Seizures can be manifest in a number of ways. The most common seizure type is labeled a "Complex Partial Seizure," which means involvement (twitching, drawing up) of a part(s) of the body with associated alteration (or loss) in consciousness. It is different from the "Generalized" (Grand Mal) or "Tonic-Clonic Seizure" one typically thinks of, where one has uncontrolled twitching and jerking of the entire body with associated loss of consciousness, incontinence, and a period before and after seizure (pre- and post-ictal phase) of altered consciousness. This "Generalized Seizure" is the second most common type. "Simple Partial Seizures" are the third most common type and are similar to the "Complex Partial Seizure" without any alteration or loss of consciousness. "Abscence Seizures" (Petit Mal) with brief alterations in consciousness are fairly rare after TBI, and can be confused with inattention or hypoarousal.

Patients with seizures are restricted from driving for a period of time (it varies from state to state).
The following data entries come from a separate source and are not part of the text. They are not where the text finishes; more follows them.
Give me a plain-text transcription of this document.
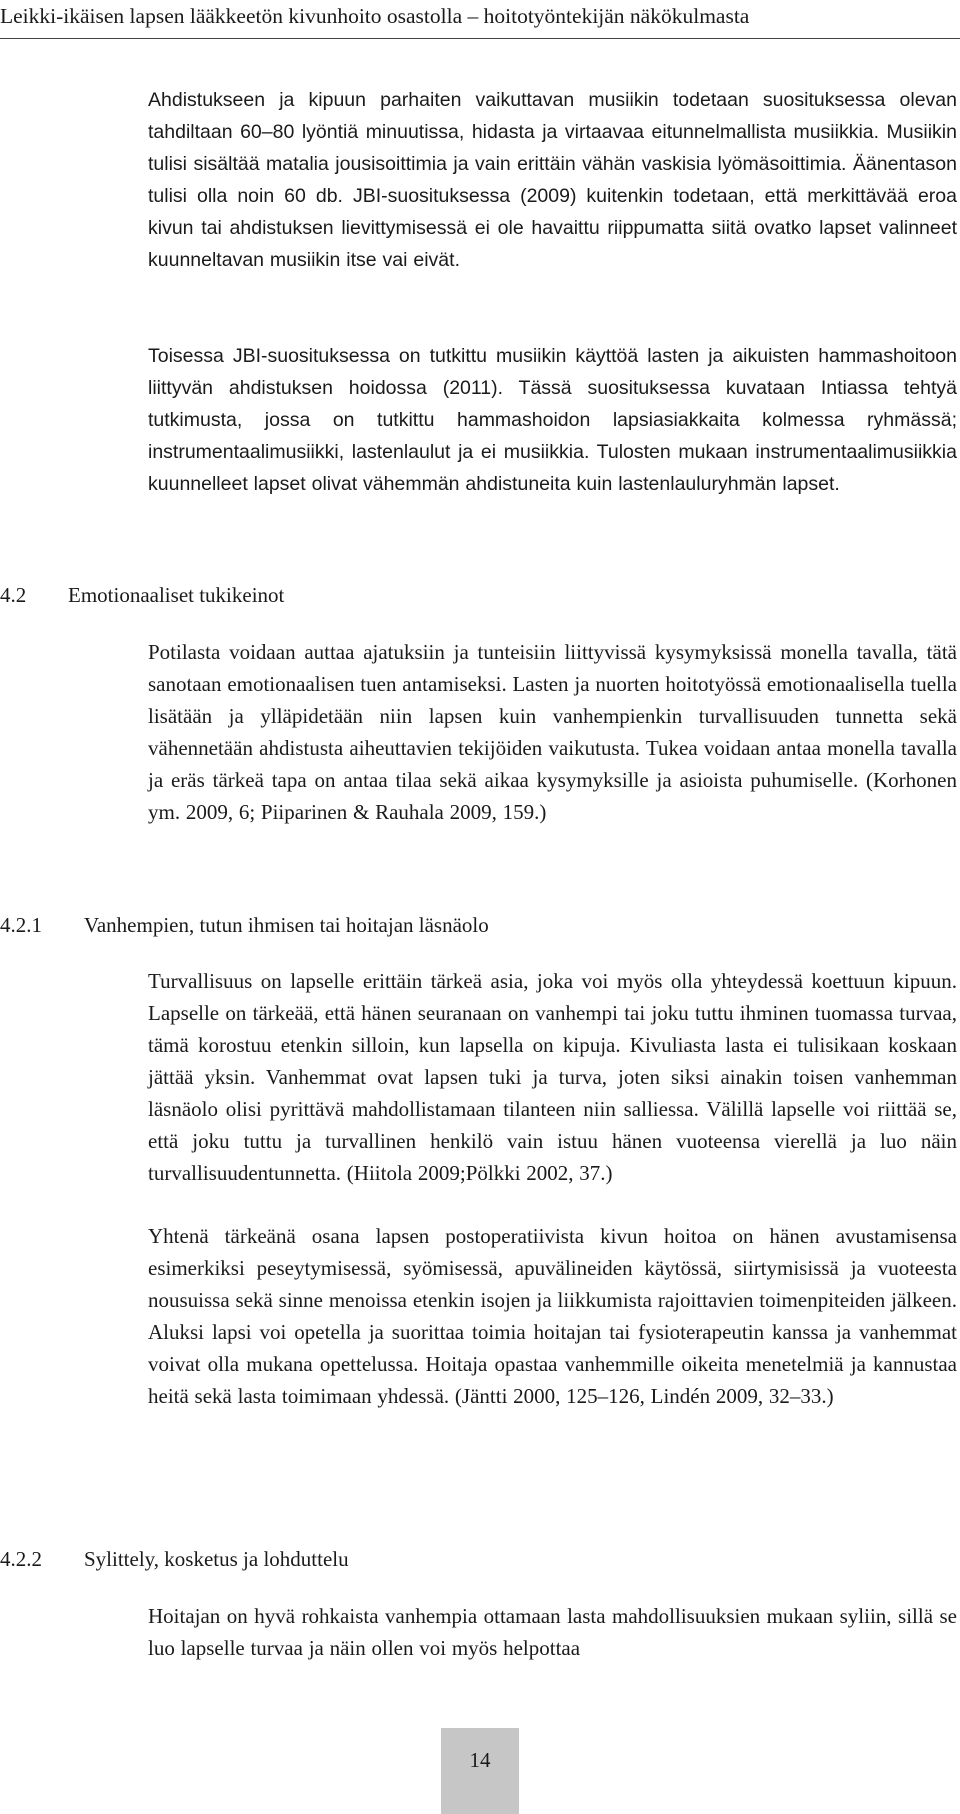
Leikki-ikäisen lapsen lääkkeetön kivunhoito osastolla – hoitotyöntekijän näkökulmasta
Ahdistukseen ja kipuun parhaiten vaikuttavan musiikin todetaan suosituksessa olevan tahdiltaan 60–80 lyöntiä minuutissa, hidasta ja virtaavaa eitunnelmallista musiikkia. Musiikin tulisi sisältää matalia jousisoittimia ja vain erittäin vähän vaskisia lyömäsoittimia. Äänentason tulisi olla noin 60 db. JBI-suosituksessa (2009) kuitenkin todetaan, että merkittävää eroa kivun tai ahdistuksen lievittymisessä ei ole havaittu riippumatta siitä ovatko lapset valinneet kuunneltavan musiikin itse vai eivät.
Toisessa JBI-suosituksessa on tutkittu musiikin käyttöä lasten ja aikuisten hammashoitoon liittyvän ahdistuksen hoidossa (2011). Tässä suosituksessa kuvataan Intiassa tehtyä tutkimusta, jossa on tutkittu hammashoidon lapsiasiakkaita kolmessa ryhmässä; instrumentaalimusiikki, lastenlaulut ja ei musiikkia. Tulosten mukaan instrumentaalimusiikkia kuunnelleet lapset olivat vähemmän ahdistuneita kuin lastenlauluryhmän lapset.
4.2 Emotionaaliset tukikeinot
Potilasta voidaan auttaa ajatuksiin ja tunteisiin liittyvissä kysymyksissä monella tavalla, tätä sanotaan emotionaalisen tuen antamiseksi. Lasten ja nuorten hoitotyössä emotionaalisella tuella lisätään ja ylläpidetään niin lapsen kuin vanhempienkin turvallisuuden tunnetta sekä vähennetään ahdistusta aiheuttavien tekijöiden vaikutusta. Tukea voidaan antaa monella tavalla ja eräs tärkeä tapa on antaa tilaa sekä aikaa kysymyksille ja asioista puhumiselle. (Korhonen ym. 2009, 6; Piiparinen & Rauhala 2009, 159.)
4.2.1 Vanhempien, tutun ihmisen tai hoitajan läsnäolo
Turvallisuus on lapselle erittäin tärkeä asia, joka voi myös olla yhteydessä koettuun kipuun. Lapselle on tärkeää, että hänen seuranaan on vanhempi tai joku tuttu ihminen tuomassa turvaa, tämä korostuu etenkin silloin, kun lapsella on kipuja. Kivuliasta lasta ei tulisikaan koskaan jättää yksin. Vanhemmat ovat lapsen tuki ja turva, joten siksi ainakin toisen vanhemman läsnäolo olisi pyrittävä mahdollistamaan tilanteen niin salliessa. Välillä lapselle voi riittää se, että joku tuttu ja turvallinen henkilö vain istuu hänen vuoteensa vierellä ja luo näin turvallisuudentunnetta. (Hiitola 2009;Pölkki 2002, 37.)
Yhtenä tärkeänä osana lapsen postoperatiivista kivun hoitoa on hänen avustamisensa esimerkiksi peseytymisessä, syömisessä, apuvälineiden käytössä, siirtymisissä ja vuoteesta nousuissa sekä sinne menoissa etenkin isojen ja liikkumista rajoittavien toimenpiteiden jälkeen. Aluksi lapsi voi opetella ja suorittaa toimia hoitajan tai fysioterapeutin kanssa ja vanhemmat voivat olla mukana opettelussa. Hoitaja opastaa vanhemmille oikeita menetelmiä ja kannustaa heitä sekä lasta toimimaan yhdessä. (Jäntti 2000, 125–126, Lindén 2009, 32–33.)
4.2.2 Sylittely, kosketus ja lohduttelu
Hoitajan on hyvä rohkaista vanhempia ottamaan lasta mahdollisuuksien mukaan syliin, sillä se luo lapselle turvaa ja näin ollen voi myös helpottaa
14
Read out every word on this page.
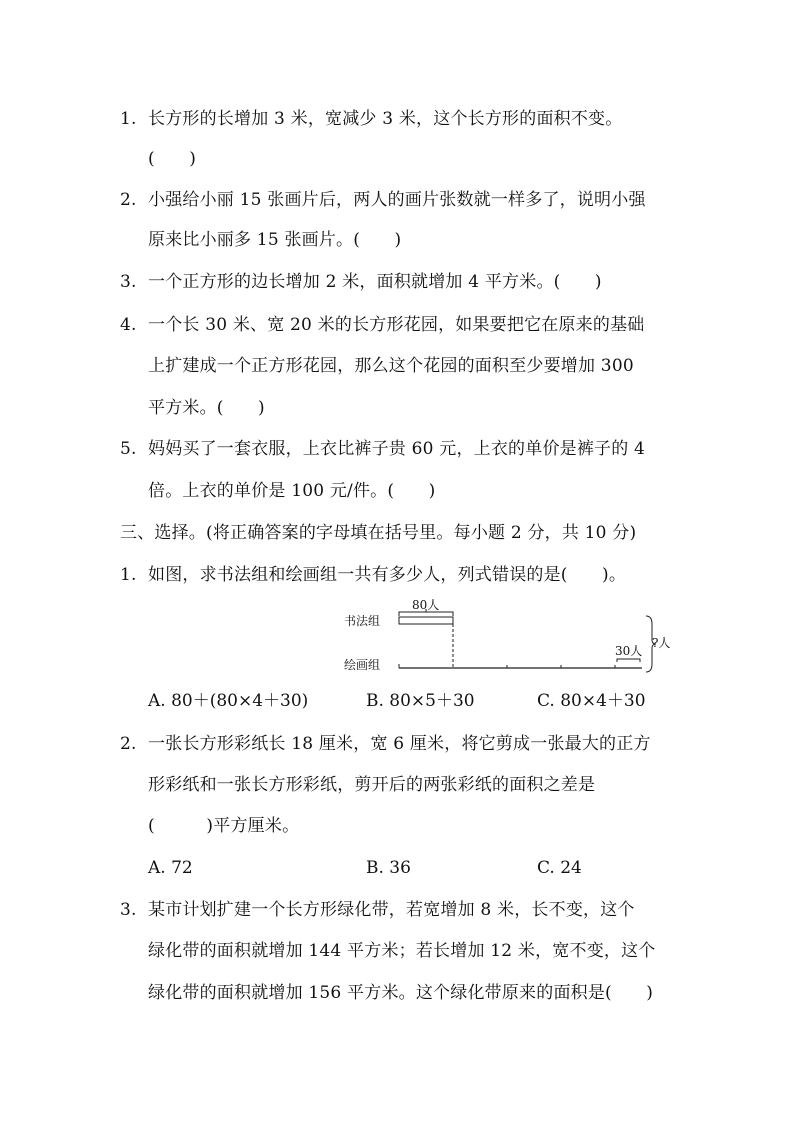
1. 长方形的长增加 3 米，宽减少 3 米，这个长方形的面积不变。
(　　)
2. 小强给小丽 15 张画片后，两人的画片张数就一样多了，说明小强
原来比小丽多 15 张画片。(　　)
3. 一个正方形的边长增加 2 米，面积就增加 4 平方米。(　　)
4. 一个长 30 米、宽 20 米的长方形花园，如果要把它在原来的基础
上扩建成一个正方形花园，那么这个花园的面积至少要增加 300
平方米。(　　)
5. 妈妈买了一套衣服，上衣比裤子贵 60 元，上衣的单价是裤子的 4
倍。上衣的单价是 100 元/件。(　　)
三、选择。(将正确答案的字母填在括号里。每小题 2 分，共 10 分)
1. 如图，求书法组和绘画组一共有多少人，列式错误的是(　　)。
书法组
80人
绘画组
30人
?人
A. 80＋(80×4＋30)	B. 80×5＋30	C. 80×4＋30
2. 一张长方形彩纸长 18 厘米，宽 6 厘米，将它剪成一张最大的正方
形彩纸和一张长方形彩纸，剪开后的两张彩纸的面积之差是
(　　　)平方厘米。
A. 72	B. 36	C. 24
3. 某市计划扩建一个长方形绿化带，若宽增加 8 米，长不变，这个
绿化带的面积就增加 144 平方米；若长增加 12 米，宽不变，这个
绿化带的面积就增加 156 平方米。这个绿化带原来的面积是(　　)
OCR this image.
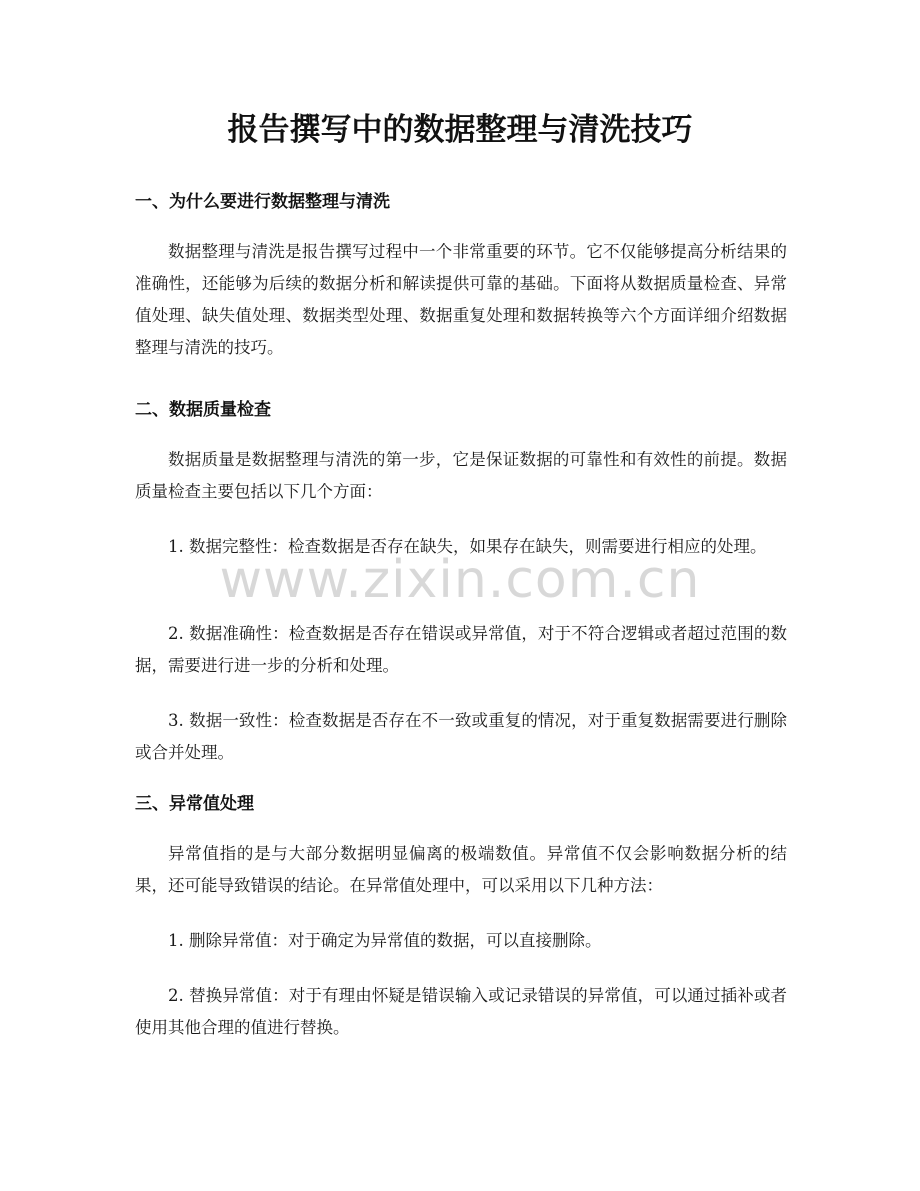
报告撰写中的数据整理与清洗技巧
一、为什么要进行数据整理与清洗

数据整理与清洗是报告撰写过程中一个非常重要的环节。它不仅能够提高分析结果的准确性，还能够为后续的数据分析和解读提供可靠的基础。下面将从数据质量检查、异常值处理、缺失值处理、数据类型处理、数据重复处理和数据转换等六个方面详细介绍数据整理与清洗的技巧。

二、数据质量检查

数据质量是数据整理与清洗的第一步，它是保证数据的可靠性和有效性的前提。数据质量检查主要包括以下几个方面：

1. 数据完整性：检查数据是否存在缺失，如果存在缺失，则需要进行相应的处理。

2. 数据准确性：检查数据是否存在错误或异常值，对于不符合逻辑或者超过范围的数据，需要进行进一步的分析和处理。

3. 数据一致性：检查数据是否存在不一致或重复的情况，对于重复数据需要进行删除或合并处理。

三、异常值处理

异常值指的是与大部分数据明显偏离的极端数值。异常值不仅会影响数据分析的结果，还可能导致错误的结论。在异常值处理中，可以采用以下几种方法：

1. 删除异常值：对于确定为异常值的数据，可以直接删除。

2. 替换异常值：对于有理由怀疑是错误输入或记录错误的异常值，可以通过插补或者使用其他合理的值进行替换。

www.zixin.com.cn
Additionally, they should not perform any activity during that time period in which they could injure themselves if they sustained a seizure (power tools, climbing ladders/heights, swimming alone, bathing in a bathtub, etc.) In general, however, seizures do not prevent the individual from leading a full, productive life without functional limitations.

QUESTION:
What is the relationship between epilepsy and brain injury? Can a brain injury cause epilepsy in a formerly seizure-free individual?

ANSWER

Brain injury is one of many causes of epilepsy. Epilepsy is not a disease; it is a symptom of a neurologic disorder that affects the brain. The word "epilepsy" comes from a Greek word meaning "to possess, hold or seize" and medically it describes a short-lived burst of energy in the brain . A seizure can strike anyone as a result of a variety of causes, such as a blow to the head, allergic drug reaction, and infections, for example.

There are many different forms of epilepsy, some involving convulsive episodes, while others more subtly affect a person’s ability to sustain attention or create a brief unexplained restlessness and/or experience of feeling "spaced out." Epilepsy can develop immediately after a brain injury or some months or years later, and large numbers of individuals with brain injury never develop epilepsy. The good news is most epilepsy is controllable with medication, and a person can live a normal life. Federal laws prevent discrimination against persons with epilepsy. You may wish to gather more general information about epilepsy by contacting the Epilepsy Foundation of America at 1-800-EFA-1000. Another resource is your local public library or medical library.